When a contractor's done shoddy work, or someone refuses to repay a loan, you can fight back here  without ever hiring a lawyer.        

"Anything under $7500 can go into magistrate court.  So it recognizes that a lot of people filing those cases cannot always hire an attorney.  So they make it easier for someone to represent themselves in that case, " said Attorney Andrew Hart.

He says filing a complaint with small claims court is simple and judges are usually a little more lenient with the rules.  Still he says you'd be wise to review them. 

Before jumping head first, Attorney Christopher Brough says make sure you have the evidence to back up your case.

"The main thing that you need to be successful is you need the documentation.  If you're saying that you're owed money back, if somebody took money from you should have the written contract.  You should have a copy of the written check that you wrote the business," said Brough.   

He says that evidence may also include witnesses.

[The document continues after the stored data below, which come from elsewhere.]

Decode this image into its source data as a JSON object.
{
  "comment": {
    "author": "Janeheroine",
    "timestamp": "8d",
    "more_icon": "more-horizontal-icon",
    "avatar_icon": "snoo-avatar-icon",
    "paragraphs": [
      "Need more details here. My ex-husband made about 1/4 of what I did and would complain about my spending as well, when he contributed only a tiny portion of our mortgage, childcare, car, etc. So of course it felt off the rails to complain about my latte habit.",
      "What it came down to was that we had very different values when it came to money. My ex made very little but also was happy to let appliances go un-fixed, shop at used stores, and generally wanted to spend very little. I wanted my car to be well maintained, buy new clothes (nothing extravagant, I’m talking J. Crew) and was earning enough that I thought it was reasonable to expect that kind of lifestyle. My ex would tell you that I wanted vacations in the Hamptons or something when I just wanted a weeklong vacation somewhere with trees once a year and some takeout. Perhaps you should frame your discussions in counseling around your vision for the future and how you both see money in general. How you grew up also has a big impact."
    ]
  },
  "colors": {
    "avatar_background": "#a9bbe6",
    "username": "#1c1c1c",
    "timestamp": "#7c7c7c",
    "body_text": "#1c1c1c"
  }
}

Small claims court allows you to file a subpoena.     You also have the right to chose between a judge or a jury to hear your case. 

A warning, it takes a lot of time to go through magistrates court.  Usually between 6-8 months.  So experts say be open to settling outside of court.

Hart cautions, if you aren't comfortable speaking in public, it's best to hire a lawyer.  You can file a motion for a new trial if you lose, but beware;

"If they decide later on that they don't like the result and they want to go to an attorney then, they aren't going to overturn the result just because an attorney could have presented their arguments better," said Hart.

Some lawyers offer free consultations for civil cases.  Start there, and you may get a better idea of whether you have what it takes to win your case.